Just read an article in Wall Street Journal about the new trend with high fashion models and the new hipsters are the models with a gap teeth. Ain’t it funny! And I mean funny peculiar.
I’m not gonna lie, my body image can get me down. But as I get older, I tend to focus on body image less and less. A good reason for this is do to my husbands encouragement to sell our scale at our yard sale last year. It’s been tough breaking my addiction to the scale. The morning ritual of getting up and on the scale was routine behavior for more than 2 decades.
Well it’s been a year, and the only time I’ve been on the scale is when I’ve gone to see the doctor. In the time since selling the scale, I’ve had to check in with my image with the way my clothes fit, and by the view in the mirror. To increase my appreciation and learn to accept my image, when I stand in front of that tell all mirror, I vogue. Yep, I Vogue like Madonna sings “strike a pose”, and I say over, and over, and over with each pose “Botticelli, Botticelli, Botticelli, Botticelli” as if to express that I am a model posing for a world renowned artist. Man oh man, or should I say WoMan oh WoMan! it is some kinda cathartic oof!

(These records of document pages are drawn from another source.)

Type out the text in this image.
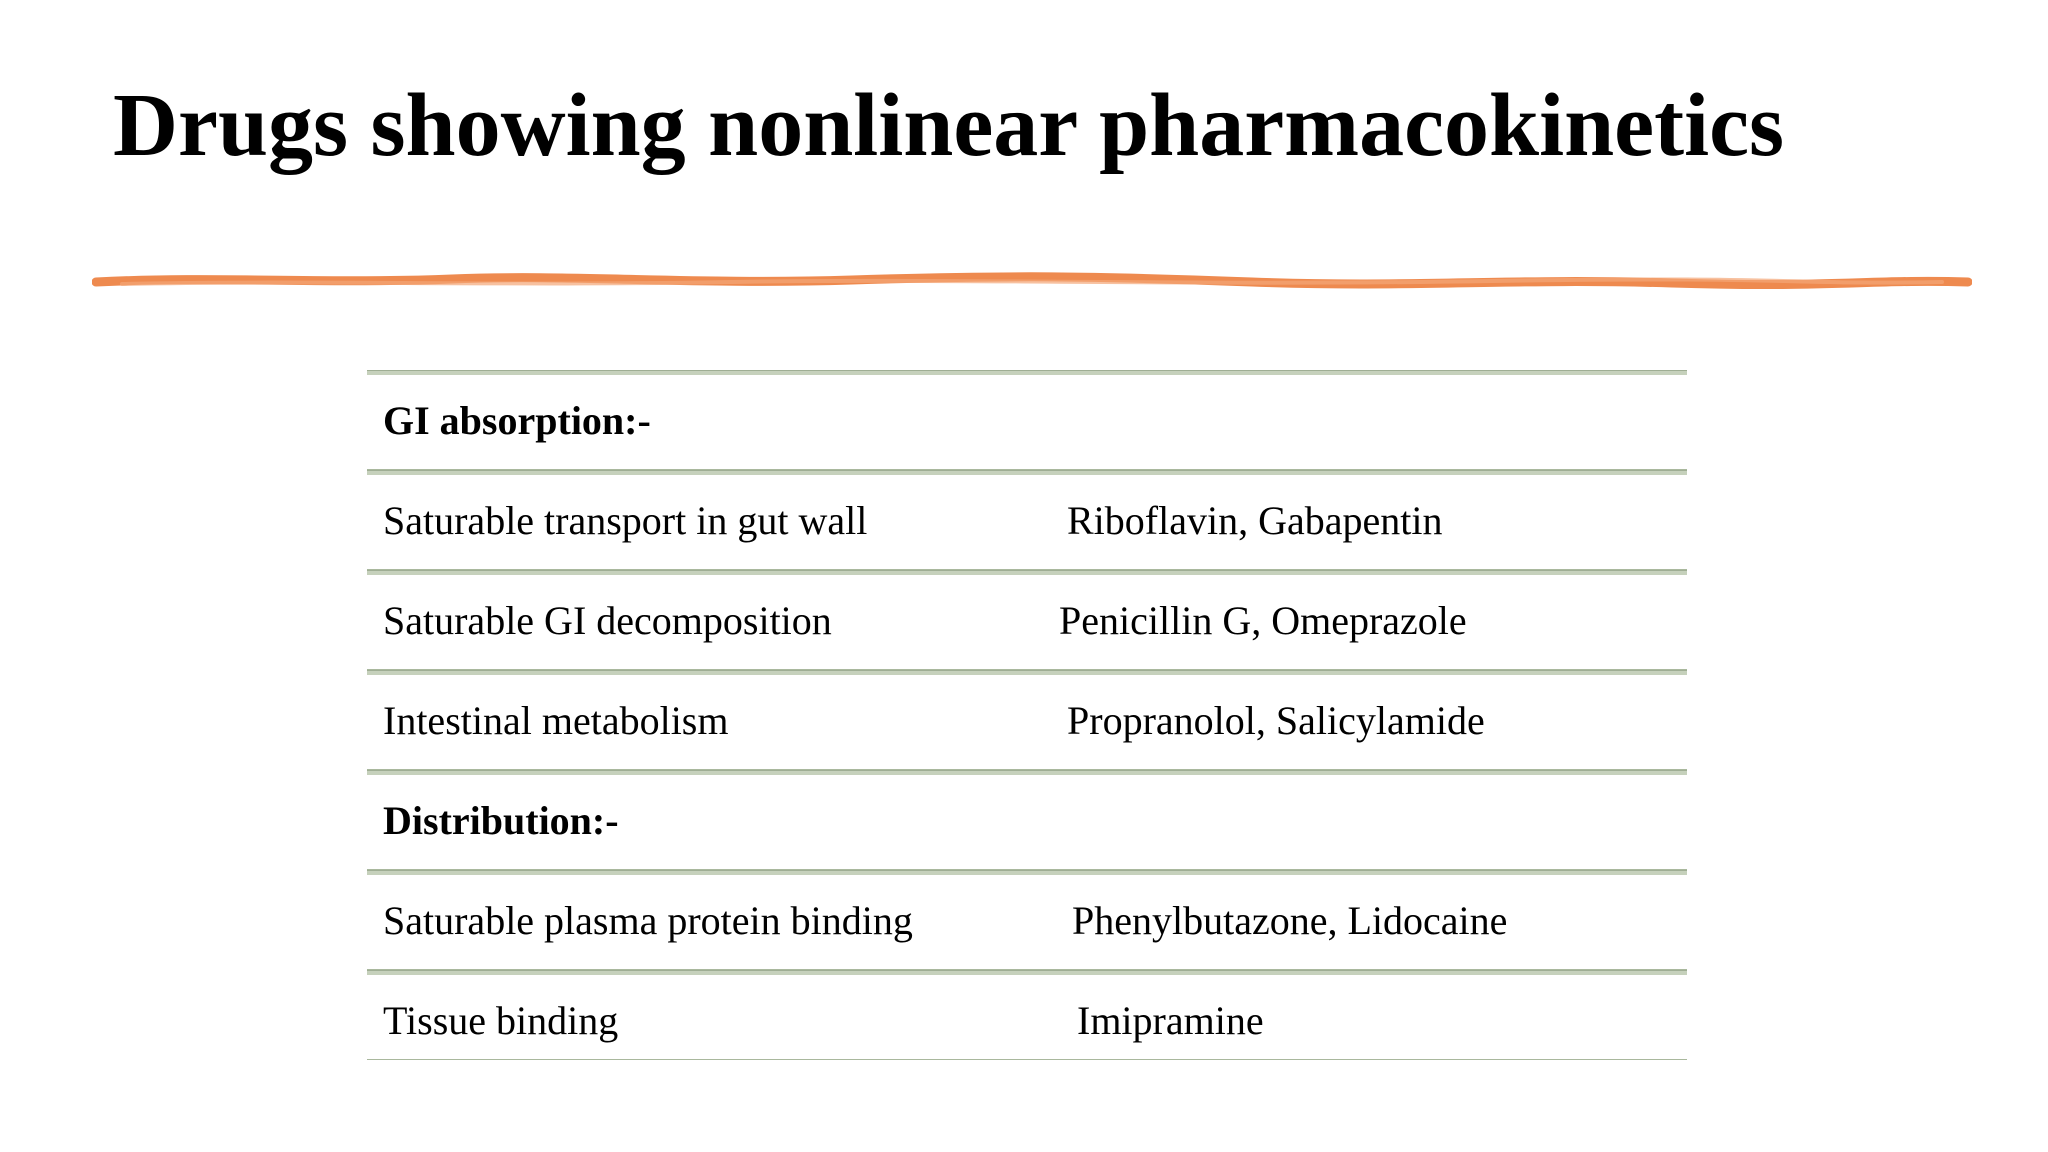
Drugs showing nonlinear pharmacokinetics
GI absorption:-
Saturable transport in gut wall	Riboflavin, Gabapentin
Saturable GI decomposition	Penicillin G, Omeprazole
Intestinal metabolism	Propranolol, Salicylamide
Distribution:-
Saturable plasma protein binding	Phenylbutazone, Lidocaine
Tissue binding	Imipramine
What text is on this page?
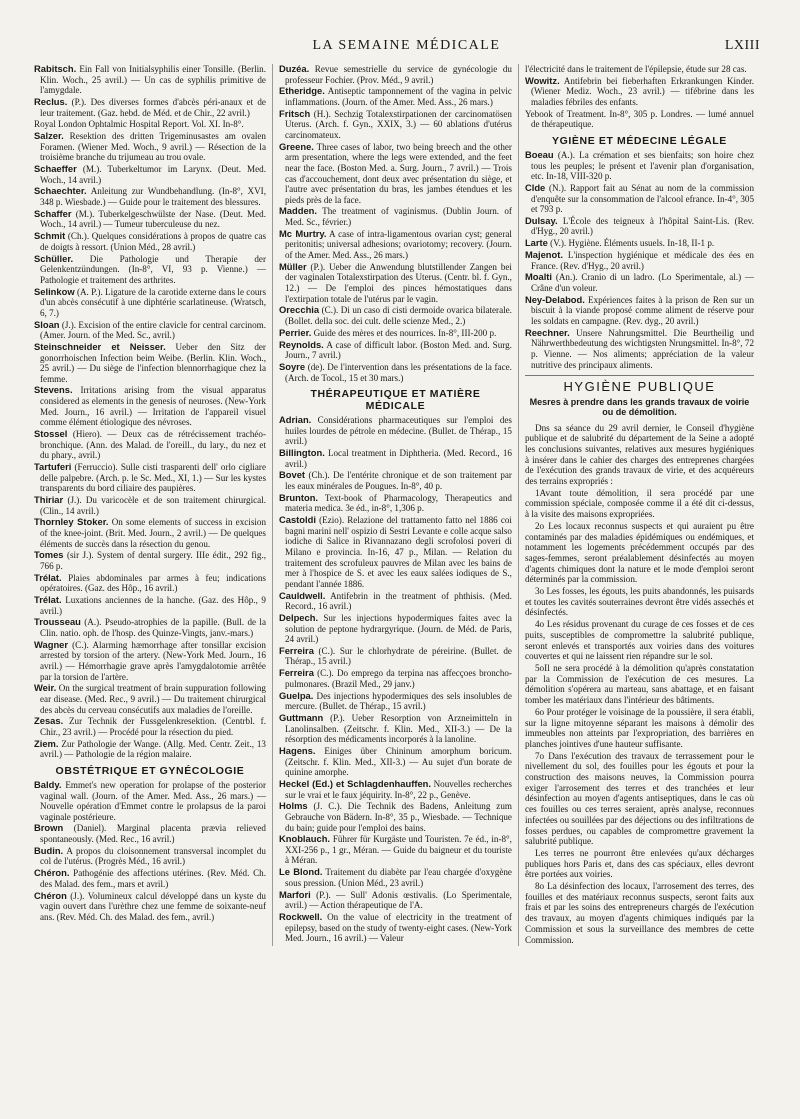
LA SEMAINE MÉDICALE	LXIII
Rabitsch. Ein Fall von Initialsyphilis einer Tonsille. (Berlin. Klin. Woch., 25 avril.) — Un cas de syphilis primitive de l'amygdale.
Reclus. (P.). Des diverses formes d'abcès péri-anaux et de leur traitement. (Gaz. hebd. de Méd. et de Chir., 22 avril.)
Royal London Ophtalmic Hospital Report. Vol. XI. In-8°.
Salzer. Resektion des dritten Trigeminusastes am ovalen Foramen. (Wiener Med. Woch., 9 avril.) — Résection de la troisième branche du trijumeau au trou ovale.
Schaeffer (M.). Tuberkeltumor im Larynx. (Deut. Med. Woch., 14 avril.)
Schaechter. Anleitung zur Wundbehandlung. (In-8°, XVI, 348 p. Wiesbade.) — Guide pour le traitement des blessures.
Schaffer (M.). Tuberkelgeschwülste der Nase. (Deut. Med. Woch., 14 avril.) — Tumeur tuberculeuse du nez.
Schmit (Ch.). Quelques considérations à propos de quatre cas de doigts à ressort. (Union Méd., 28 avril.)
Schüller. Die Pathologie und Therapie der Gelenkentzündungen. (In-8°, VI, 93 p. Vienne.) — Pathologie et traitement des arthrites.
Selinkow (A. P.). Ligature de la carotide externe dans le cours d'un abcès consécutif à une diphtérie scarlatineuse. (Wratsch, 6, 7.)
Sloan (J.). Excision of the entire clavicle for central carcinom. (Amer. Journ. of the Med. Sc., avril.)
Steinschneider et Neisser. Ueber den Sitz der gonorrhoischen Infection beim Weibe. (Berlin. Klin. Woch., 25 avril.) — Du siège de l'infection blennorrhagique chez la femme.
Stevens. Irritations arising from the visual apparatus considered as elements in the genesis of neuroses. (New-York Med. Journ., 16 avril.) — Irritation de l'appareil visuel comme élément étiologique des névroses.
Stossel (Hiero). — Deux cas de rétrécissement trachéo-bronchique. (Ann. des Malad. de l'oreill., du lary., du nez et du phary., avril.)
Tartuferi (Ferruccio). Sulle cisti trasparenti dell' orlo cigliare delle palpebre. (Arch. p. le Sc. Med., XI, 1.) — Sur les kystes transparents du bord ciliaire des paupières.
Thiriar (J.). Du varicocèle et de son traitement chirurgical. (Clin., 14 avril.)
Thornley Stoker. On some elements of success in excision of the knee-joint. (Brit. Med. Journ., 2 avril.) — De quelques éléments de succès dans la résection du genou.
Tomes (sir J.). System of dental surgery. IIIe édit., 292 fig., 766 p.
Trélat. Plaies abdominales par armes à feu; indications opératoires. (Gaz. des Hôp., 16 avril.)
Trélat. Luxations anciennes de la hanche. (Gaz. des Hôp., 9 avril.)
Trousseau (A.). Pseudo-atrophies de la papille. (Bull. de la Clin. natio. oph. de l'hosp. des Quinze-Vingts, janv.-mars.)
Wagner (C.). Alarming hæmorrhage after tonsillar excision arrested by torsion of the artery. (New-York Med. Journ., 16 avril.) — Hémorrhagie grave après l'amygdalotomie arrêtée par la torsion de l'artère.
Weir. On the surgical treatment of brain suppuration following ear disease. (Med. Rec., 9 avril.) — Du traitement chirurgical des abcès du cerveau consécutifs aux maladies de l'oreille.
Zesas. Zur Technik der Fussgelenkresektion. (Centrbl. f. Chir., 23 avril.) — Procédé pour la résection du pied.
Ziem. Zur Pathologie der Wange. (Allg. Med. Centr. Zeit., 13 avril.) — Pathologie de la région malaire.
OBSTÉTRIQUE ET GYNÉCOLOGIE
Baldy. Emmet's new operation for prolapse of the posterior vaginal wall. (Journ. of the Amer. Med. Ass., 26 mars.) — Nouvelle opération d'Emmet contre le prolapsus de la paroi vaginale postérieure.
Brown (Daniel). Marginal placenta prævia relieved spontaneously. (Med. Rec., 16 avril.)
Budin. A propos du cloisonnement transversal incomplet du col de l'utérus. (Progrès Méd., 16 avril.)
Chéron. Pathogénie des affections utérines. (Rev. Méd. Ch. des Malad. des fem., mars et avril.)
Chéron (J.). Volumineux calcul développé dans un kyste du vagin ouvert dans l'urèthre chez une femme de soixante-neuf ans. (Rev. Méd. Ch. des Malad. des fem., avril.)
Duzéa. Revue semestrielle du service de gynécologie du professeur Fochier. (Prov. Méd., 9 avril.)
Etheridge. Antiseptic tamponnement of the vagina in pelvic inflammations. (Journ. of the Amer. Med. Ass., 26 mars.)
Fritsch (H.). Sechzig Totalexstirpationen der carcinomatösen Uterus. (Arch. f. Gyn., XXIX, 3.) — 60 ablations d'utérus carcinomateux.
Greene. Three cases of labor, two being breech and the other arm presentation, where the legs were extended, and the feet near the face. (Boston Med. a. Surg. Journ., 7 avril.) — Trois cas d'accouchement, dont deux avec présentation du siège, et l'autre avec présentation du bras, les jambes étendues et les pieds près de la face.
Madden. The treatment of vaginismus. (Dublin Journ. of Med. Sc., février.)
Mc Murtry. A case of intra-ligamentous ovarian cyst; general peritonitis; universal adhesions; ovariotomy; recovery. (Journ. of the Amer. Med. Ass., 26 mars.)
Müller (P.). Ueber die Anwendung blutstillender Zangen bei der vaginalen Totalexstirpation des Uterus. (Centr. bl. f. Gyn., 12.) — De l'emploi des pinces hémostatiques dans l'extirpation totale de l'utérus par le vagin.
Orecchia (C.). Di un caso di cisti dermoide ovarica bilaterale. (Bollet. della soc. dei cult. delle scienze Med., 2.)
Perrier. Guide des mères et des nourrices. In-8°, III-200 p.
Reynolds. A case of difficult labor. (Boston Med. and. Surg. Journ., 7 avril.)
Soyre (de). De l'intervention dans les présentations de la face. (Arch. de Tocol., 15 et 30 mars.)
THÉRAPEUTIQUE ET MATIÈRE MÉDICALE
Adrian. Considérations pharmaceutiques sur l'emploi des huiles lourdes de pétrole en médecine. (Bullet. de Thérap., 15 avril.)
Billington. Local treatment in Diphtheria. (Med. Record., 16 avril.)
Bovet (Ch.). De l'entérite chronique et de son traitement par les eaux minérales de Pougues. In-8°, 40 p.
Brunton. Text-book of Pharmacology, Therapeutics and materia medica. 3e éd., in-8°, 1,306 p.
Castoldi (Ezio). Relazione del trattamento fatto nel 1886 coi bagni marini nell' ospizio di Sestri Levante e colle acque salso iodiche di Salice in Rivannazano degli scrofolosi poveri di Milano e provincia. In-16, 47 p., Milan. — Relation du traitement des scrofuleux pauvres de Milan avec les bains de mer à l'hospice de S. et avec les eaux salées iodiques de S., pendant l'année 1886.
Cauldwell. Antifebrin in the treatment of phthisis. (Med. Record., 16 avril.)
Delpech. Sur les injections hypodermiques faites avec la solution de peptone hydrargyrique. (Journ. de Méd. de Paris, 24 avril.)
Ferreira (C.). Sur le chlorhydrate de péreirine. (Bullet. de Thérap., 15 avril.)
Ferreira (C.). Do emprego da terpina nas affecçoes broncho-pulmonares. (Brazil Med., 29 janv.)
Guelpa. Des injections hypodermiques des sels insolubles de mercure. (Bullet. de Thérap., 15 avril.)
Guttmann (P.). Ueber Resorption von Arzneimitteln in Lanolinsalben. (Zeitschr. f. Klin. Med., XII-3.) — De la résorption des médicaments incorporés à la lanoline.
Hagens. Einiges über Chininum amorphum boricum. (Zeitschr. f. Klin. Med., XII-3.) — Au sujet d'un borate de quinine amorphe.
Heckel (Ed.) et Schlagdenhauffen. Nouvelles recherches sur le vrai et le faux jéquirity. In-8°, 22 p., Genève.
Holms (J. C.). Die Technik des Badens, Anleitung zum Gebrauche von Bädern. In-8°, 35 p., Wiesbade. — Technique du bain; guide pour l'emploi des bains.
Knoblauch. Führer für Kurgäste und Touristen. 7e éd., in-8°, XXI-256 p., 1 gr., Méran. — Guide du baigneur et du touriste à Méran.
Le Blond. Traitement du diabète par l'eau chargée d'oxygène sous pression. (Union Méd., 23 avril.)
Marfori (P.). — Sull' Adonis œstivalis. (Lo Sperimentale, avril.) — Action thérapeutique de l'A.
Rockwell. On the value of electricity in the treatment of epilepsy, based on the study of twenty-eight cases. (New-York Med. Journ., 16 avril.) — Valeur
l'électricité dans le traitement de l'épilepsie, étude sur 28 cas.
Wowitz. Antifebrin bei fieberhaften Erkrankungen Kinder. (Wiener Mediz. Woch., 23 avril.) — tifébrine dans les maladies fébriles des enfants.
Yebook of Treatment. In-8°, 305 p. Londres. — lumé annuel de thérapeutique.
YGIÈNE ET MÉDECINE LÉGALE
Boeau (A.). La crémation et ses bienfaits; son hoire chez tous les peuples; le présent et l'avenir plan d'organisation, etc. In-18, VIII-320 p.
Clde (N.). Rapport fait au Sénat au nom de la commission d'enquête sur la consommation de l'alcool efrance. In-4°, 305 et 793 p.
Dulsay. L'École des teigneux à l'hôpital Saint-Lis. (Rev. d'Hyg., 20 avril.)
Larte (V.). Hygiène. Éléments usuels. In-18, II-1 p.
Majenot. L'inspection hygiénique et médicale des ées en France. (Rev. d'Hyg., 20 avril.)
Moalti (An.). Cranio di un ladro. (Lo Sperimentale, al.) — Crâne d'un voleur.
Ney-Delabod. Expériences faites à la prison de Ren sur un biscuit à la viande proposé comme aliment de réserve pour les soldats en campagne. (Rev. dyg., 20 avril.)
Reechner. Unsere Nahrungsmittel. Die Beurtheilig und Nährwerthbedeutung des wichtigsten Nrungsmittel. In-8°, 72 p. Vienne. — Nos aliments; appréciation de la valeur nutritive des principaux aliments.
HYGIÈNE PUBLIQUE
Mesres à prendre dans les grands travaux de voirie ou de démolition.
Dns sa séance du 29 avril dernier, le Conseil d'hygiène publique et de salubrité du département de la Seine a adopté les conclusions suivantes, relatives aux mesures hygiéniques à insérer dans le cahier des charges des entreprenes chargées de l'exécution des grands travaux de virie, et des acquéreurs des terrains expropriés :
1Avant toute démolition, il sera procédé par une commission spéciale, composée comme il a été dit ci-dessus, à la visite des maisons expropriées.
2o Les locaux reconnus suspects et qui auraient pu être contaminés par des maladies épidémiques ou endémiques, et notamment les logements précédemment occupés par des sages-femmes, seront préalablement désinfectés au moyen d'agents chimiques dont la nature et le mode d'emploi seront déterminés par la commission.
3o Les fosses, les égouts, les puits abandonnés, les puisards et toutes les cavités souterraines devront être vidés assechés et désinfectés.
4o Les résidus provenant du curage de ces fosses et de ces puits, susceptibles de compromettre la salubrité publique, seront enlevés et transportés aux voiries dans des voitures couvertes et qui ne laissent rien répandre sur le sol.
5oIl ne sera procédé à la démolition qu'après constatation par la Commission de l'exécution de ces mesures. La démolition s'opérera au marteau, sans abattage, et en faisant tomber les matériaux dans l'intérieur des bâtiments.
6o Pour protéger le voisinage de la poussière, il sera établi, sur la ligne mitoyenne séparant les maisons à démolir des immeubles non atteints par l'expropriation, des barrières en planches jointives d'une hauteur suffisante.
7o Dans l'exécution des travaux de terrassement pour le nivellement du sol, des fouilles pour les égouts et pour la construction des maisons neuves, la Commission pourra exiger l'arrosement des terres et des tranchées et leur désinfection au moyen d'agents antiseptiques, dans le cas où ces fouilles ou ces terres seraient, après analyse, reconnues infectées ou souillées par des déjections ou des infiltrations de fosses perdues, ou capables de compromettre gravement la salubrité publique.
Les terres ne pourront être enlevées qu'aux décharges publiques hors Paris et, dans des cas spéciaux, elles devront être portées aux voiries.
8o La désinfection des locaux, l'arrosement des terres, des fouilles et des matériaux reconnus suspects, seront faits aux frais et par les soins des entrepreneurs chargés de l'exécution des travaux, au moyen d'agents chimiques indiqués par la Commission et sous la surveillance des membres de cette Commission.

My mind has shifted, I’m not as obsessed, my weight hasn’t changed much in the past year. Oh sure, like all women, I would like to weigh less. But I am no longer obsessed about what I weigh for image sake. I honestly have no idea what I weight. Now, I would like to weigh less to feel more comfortable and be more healthy. I guess when you vision yourself as a model for a brilliant artist, it makes you feel beautiful. Now, don’t you want to go stand in front of a mirror, strike a pose, and say Botticelli, Botticelli, Botticelli.